俺は【光球】を使った。眩い光が辺りを照らし出す。そして、俺はその内容に衝撃を受けた。
『サガミノクニの王女ジル・ジント・サガミノよ。久しいな。最後に話したのは確か五年前、サガミノクニで開催された式典でのこと。美しい姫に成長しておられることと思う。前置きはこのくらいにして本題だ。一つ、とても大事な話がある。貴殿の父、サガミノクニヌシはカイノクニと結託し、スルガノ地にて貴方様を討つつもりだ。これが政治的にどういう意味を持つのか、賢しい貴方なら分かるだろう。どうか無事でいてくれ』
「何だと!!」
俺は思わず声を上げてしまった。しまった! と思って馬車の方を見ると、幸い二人は起きていなかった。よかった。しかし、どうするか……。これを二人に話すべきか。
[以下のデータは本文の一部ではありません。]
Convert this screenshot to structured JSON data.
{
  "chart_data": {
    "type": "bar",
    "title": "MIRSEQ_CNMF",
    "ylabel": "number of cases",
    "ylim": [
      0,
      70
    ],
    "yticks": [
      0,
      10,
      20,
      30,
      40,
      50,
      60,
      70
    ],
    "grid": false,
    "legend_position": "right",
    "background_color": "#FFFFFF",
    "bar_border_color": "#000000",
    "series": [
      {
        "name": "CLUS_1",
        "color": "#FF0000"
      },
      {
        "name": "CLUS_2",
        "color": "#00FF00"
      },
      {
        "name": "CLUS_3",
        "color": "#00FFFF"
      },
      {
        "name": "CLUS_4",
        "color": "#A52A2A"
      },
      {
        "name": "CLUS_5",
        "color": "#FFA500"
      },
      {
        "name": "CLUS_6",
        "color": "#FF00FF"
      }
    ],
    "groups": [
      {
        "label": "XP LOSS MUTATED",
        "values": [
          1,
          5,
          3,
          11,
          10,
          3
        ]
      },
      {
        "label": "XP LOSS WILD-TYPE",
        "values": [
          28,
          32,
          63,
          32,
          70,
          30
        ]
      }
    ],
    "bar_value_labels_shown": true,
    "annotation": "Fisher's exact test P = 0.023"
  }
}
先ずあの正義感の強いレイシーのことだ。きっと、どうにかしようとするはず。
カイノクニとスルガノクニが強い敵対関係にあることはゲームでも有名な話だった。それを踏まえてこの手紙の内容を判断すると、得られる答えは一つだ。
「戦争を始める気だな」
俺は震えた。この世界はリアル。ならば、戦争が起きればどうなる? 大量の人が死ぬのだ。それは絶対に嫌だった。
それにもう一つ懸念がある。このことをジルに教えることはとても残酷なことだからだ。他でもない、実の父が戦争の口実のために娘を殺そうとしてくるのだ。きっと、他にも殺したい理由はあるのだろう。例えば世襲とか。
何れにせよ、俺はこの手紙をインベントリにしまった。そして、今後の身の振り方を考える。
「スルガノクニには行くなってか」
男の忠告はつまりはそういうことだ。だが、そうなると俺はいつまで経っても西へ行けない。トウカイドウを通るのをやめて、迂回するにしても、どのくらい時間がかかるかわからない。場合によっては、今年の世界大会オリエンスに参加できないことになる可能性だってある。
色々な思いや策略が頭の中で交錯する。
本当のことを知って悲しむジル王女は見たくない。
このままトウカイドウを西に進みたい。
戦争は未然に防ぎたい。
なによりジル王女を守りたい。
俺は日が昇るまで考え続けた。そして、ある結論に至る。やはり二人には正直に話そう。
アシノコダンジョンでのことが想起される。
レイシーは言った。三人は仲間だと。
一人で抱え込むのは俺の悪い癖だ。ゲーム『天我原』でだって、ずっとソロプレイしていた。もしかしたら、俺に足りないものは、仲間だったのかな。そんなことも考え始めている。
二人に話して、話し合って、それで決めよう。俺はイズノクニの使者からもらった手紙を手に、気持ちよさそうに寝ているジルとレイシーを起こすのだった。